Alice Cooper
earMUSIC
#ClassicRock, #HardRock
Nota: 9,0
Álbuns conceituais são tamanha constante na carreira de Alice Cooper que mesmo quando ele não quer, acidentalmente acaba fazendo um. A ideia inicial de Cooper e do produtor Bob Ezrin era simplesmente escrever um punhado de canções que tivesse voz própria, não dependendo de um contexto para fazer sentido. Selecionadas as 12 faixas que entrariam no álbum, a dupla verificou que todas compartilhavam de uma temática semelhante, a condição humana, tão previamente explorada na obra de Cooper. A paranormalidade que dá nome ao álbum não se refere propriamente a almas penadas ou discos voadores, mas sim às esquisitices às quais os seres humanos vira e mexe estão sujeitos, seja pela maneira de pensar, seja por consequência de suas escolhas.

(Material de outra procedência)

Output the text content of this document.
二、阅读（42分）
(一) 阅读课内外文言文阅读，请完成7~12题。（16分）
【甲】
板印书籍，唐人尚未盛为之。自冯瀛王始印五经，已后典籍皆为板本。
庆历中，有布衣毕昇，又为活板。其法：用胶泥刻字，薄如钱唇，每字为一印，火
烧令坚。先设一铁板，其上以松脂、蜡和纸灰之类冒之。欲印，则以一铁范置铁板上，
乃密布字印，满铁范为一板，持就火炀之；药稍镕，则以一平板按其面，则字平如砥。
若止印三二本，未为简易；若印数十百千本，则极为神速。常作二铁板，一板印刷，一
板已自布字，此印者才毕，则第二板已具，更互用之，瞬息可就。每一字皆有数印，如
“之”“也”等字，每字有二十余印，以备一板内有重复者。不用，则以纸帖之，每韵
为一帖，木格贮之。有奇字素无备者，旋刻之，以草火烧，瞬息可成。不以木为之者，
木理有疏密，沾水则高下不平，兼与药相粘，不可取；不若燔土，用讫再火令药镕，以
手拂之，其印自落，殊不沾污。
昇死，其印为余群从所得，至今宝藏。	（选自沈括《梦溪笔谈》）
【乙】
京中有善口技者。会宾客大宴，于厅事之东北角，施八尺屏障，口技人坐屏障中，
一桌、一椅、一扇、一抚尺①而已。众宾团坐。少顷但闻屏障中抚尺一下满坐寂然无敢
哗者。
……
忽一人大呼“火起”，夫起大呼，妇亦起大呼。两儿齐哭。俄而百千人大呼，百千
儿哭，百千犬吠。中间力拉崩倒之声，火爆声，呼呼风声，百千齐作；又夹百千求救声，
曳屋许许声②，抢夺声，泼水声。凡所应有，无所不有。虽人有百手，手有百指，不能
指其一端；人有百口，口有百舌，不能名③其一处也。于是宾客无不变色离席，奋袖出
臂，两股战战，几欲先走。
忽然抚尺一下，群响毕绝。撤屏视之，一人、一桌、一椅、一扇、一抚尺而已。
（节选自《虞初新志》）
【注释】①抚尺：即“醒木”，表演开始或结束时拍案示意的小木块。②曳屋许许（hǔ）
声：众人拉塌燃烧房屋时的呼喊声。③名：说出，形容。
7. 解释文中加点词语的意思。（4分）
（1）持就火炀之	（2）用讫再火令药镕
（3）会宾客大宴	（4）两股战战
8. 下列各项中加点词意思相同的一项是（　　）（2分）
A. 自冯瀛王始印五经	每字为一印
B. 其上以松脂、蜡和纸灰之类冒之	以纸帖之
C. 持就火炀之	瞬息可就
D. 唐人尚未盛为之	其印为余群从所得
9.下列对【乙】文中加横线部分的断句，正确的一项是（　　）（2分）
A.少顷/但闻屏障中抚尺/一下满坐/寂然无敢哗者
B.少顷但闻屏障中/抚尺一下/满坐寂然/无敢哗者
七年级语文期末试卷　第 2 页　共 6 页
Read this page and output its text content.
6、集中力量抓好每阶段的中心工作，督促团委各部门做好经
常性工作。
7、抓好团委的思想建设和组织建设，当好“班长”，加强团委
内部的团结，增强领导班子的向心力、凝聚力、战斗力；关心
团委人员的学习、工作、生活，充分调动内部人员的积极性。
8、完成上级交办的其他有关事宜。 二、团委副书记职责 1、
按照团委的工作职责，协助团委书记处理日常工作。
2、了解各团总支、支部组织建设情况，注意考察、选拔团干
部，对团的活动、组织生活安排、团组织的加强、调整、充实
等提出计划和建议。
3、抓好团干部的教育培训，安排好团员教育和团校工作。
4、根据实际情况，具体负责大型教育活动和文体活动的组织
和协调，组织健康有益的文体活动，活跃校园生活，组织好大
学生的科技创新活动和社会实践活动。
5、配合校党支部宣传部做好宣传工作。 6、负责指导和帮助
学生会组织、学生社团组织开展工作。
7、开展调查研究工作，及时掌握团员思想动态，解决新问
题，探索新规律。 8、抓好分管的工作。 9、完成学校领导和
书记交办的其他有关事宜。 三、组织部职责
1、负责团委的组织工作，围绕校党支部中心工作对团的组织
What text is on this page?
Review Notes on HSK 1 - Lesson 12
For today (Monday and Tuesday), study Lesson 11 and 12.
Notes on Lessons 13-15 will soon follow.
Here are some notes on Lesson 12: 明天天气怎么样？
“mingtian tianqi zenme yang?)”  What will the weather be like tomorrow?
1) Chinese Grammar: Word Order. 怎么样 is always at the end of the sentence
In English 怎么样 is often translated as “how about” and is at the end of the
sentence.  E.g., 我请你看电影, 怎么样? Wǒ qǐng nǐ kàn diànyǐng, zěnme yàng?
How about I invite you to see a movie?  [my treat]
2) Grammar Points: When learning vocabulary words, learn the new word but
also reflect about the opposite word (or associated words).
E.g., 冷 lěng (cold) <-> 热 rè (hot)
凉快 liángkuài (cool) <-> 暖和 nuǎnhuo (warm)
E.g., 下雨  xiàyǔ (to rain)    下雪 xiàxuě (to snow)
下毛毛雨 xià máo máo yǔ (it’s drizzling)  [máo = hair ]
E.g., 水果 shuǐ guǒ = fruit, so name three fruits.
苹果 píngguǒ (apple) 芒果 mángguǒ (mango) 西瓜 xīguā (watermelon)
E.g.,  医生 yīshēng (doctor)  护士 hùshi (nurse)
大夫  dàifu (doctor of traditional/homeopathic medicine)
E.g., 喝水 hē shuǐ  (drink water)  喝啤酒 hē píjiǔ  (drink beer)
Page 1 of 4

É preciso dizer que a voz de Alice sobreviveu bem ao implacável teste do tempo, essa majestade perversa que diferencia carreiras legitimamente longevas daquelas que se arrastam ao ponto da vergonha alheia. Mas se por um lado o pai do shock rock vai muito bem, obrigado, por outro, a dupla de guitarristas que o acompanha, Tommy Henriksen (outrora baixista do Warlock) e Tommy Denander, talvez seja a mais fraca a ocupar o posto, considerando que tais lugares já foram ocupados por gente do calibre de Al Pitrelli, Kane Roberts e, mais recentemente, a prodígio Orianthi. Falta aos Tommys aquela ousadia inerente aos guitar heroes, aquele pensar fora da caixa, sem medo de ser feliz. Não aperte o play esperando riffs e solos marcantes, pois a palavra de ordem por aqui é meramente eficiência.
A limitação nesse quesito guitarrístico é suplantada pelo melhor repertório de Alice em aproximadamente duas décadas. Imagine só você sonhar com o fim do mundo e acordar bem na hora de vê-lo acontecer. “Fireball”, a melhor da primeira metade do álbum, trata justamente disso. “Dynamite Road” toma emprestado clichês do rockabilly para contar a história de um malfadado encontro com o diabo em pessoa. Já a base de “Holy Water” parece ter sido desviada de um culto pentecostal e adulterada em águas nada bentas. E o que falar de “The Sound Of A”, escrita em 1968, quando a psicodelia dominava o mundo e os ácidos os miolos do jovem Vincent Damon Furnier.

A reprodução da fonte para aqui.